The embodiment of the present invention further provides a computer-readable storage medium, where a computer program is stored on the computer-readable storage medium, and when the computer program is executed by a processor, the computer program implements each process of the embodiment of the voltage adjustment method for a power amplifier, and can achieve the same technical effect, and in order to avoid repetition, the detailed description is omitted here. The computer-readable storage medium may be a Read-Only Memory (ROM), a Random Access Memory (RAM), a magnetic disk or an optical disk.
It should be noted that, in this document, the terms "comprises," "comprising," or any other variation thereof, are intended to cover a non-exclusive inclusion, such that a process, method, article, or apparatus that comprises a list of elements does not include only those elements but may include other elements not expressly listed or inherent to such process, method, article, or apparatus. Without further limitation, an element defined by the phrase "comprising an … …" does not exclude the presence of other like elements in a process, method, article, or apparatus that comprises the element.

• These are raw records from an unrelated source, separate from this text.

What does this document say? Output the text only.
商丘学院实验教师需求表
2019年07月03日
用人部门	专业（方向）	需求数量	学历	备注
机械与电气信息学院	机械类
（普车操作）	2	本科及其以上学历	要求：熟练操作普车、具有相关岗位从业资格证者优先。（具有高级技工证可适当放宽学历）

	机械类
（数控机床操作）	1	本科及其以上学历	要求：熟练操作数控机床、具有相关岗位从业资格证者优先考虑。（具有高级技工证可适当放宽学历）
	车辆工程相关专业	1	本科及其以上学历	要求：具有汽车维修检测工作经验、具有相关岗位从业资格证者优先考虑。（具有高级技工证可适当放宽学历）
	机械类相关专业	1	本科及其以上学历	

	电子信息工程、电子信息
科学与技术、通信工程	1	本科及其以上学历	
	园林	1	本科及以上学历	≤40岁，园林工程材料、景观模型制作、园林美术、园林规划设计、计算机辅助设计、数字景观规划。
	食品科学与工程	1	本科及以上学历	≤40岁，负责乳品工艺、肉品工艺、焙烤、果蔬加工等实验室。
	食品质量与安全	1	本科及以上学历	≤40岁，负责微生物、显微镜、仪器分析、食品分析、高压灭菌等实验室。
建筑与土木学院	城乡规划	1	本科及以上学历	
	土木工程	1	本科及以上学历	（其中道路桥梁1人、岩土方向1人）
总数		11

Through the above description of the embodiments, those skilled in the art will clearly understand that the method of the above embodiments can be implemented by software plus a necessary general hardware platform, and certainly can also be implemented by hardware, but in many cases, the former is a better implementation manner. Based on such understanding, the technical solutions of the present invention may be embodied in the form of a software product, which is stored in a storage medium (such as ROM/RAM, magnetic disk, optical disk) and includes instructions for enabling a terminal (such as a mobile phone, a computer, a server, an air conditioner, or a network device) to execute the method according to the embodiments of the present invention.
The above description is only for the specific embodiments of the present invention, but the scope of the present invention is not limited thereto, and any person skilled in the art can easily conceive of the changes or substitutions within the technical scope of the present invention, and all the changes or substitutions should be covered within the scope of the present invention. Therefore, the protection scope of the present invention shall be subject to the protection scope of the claims.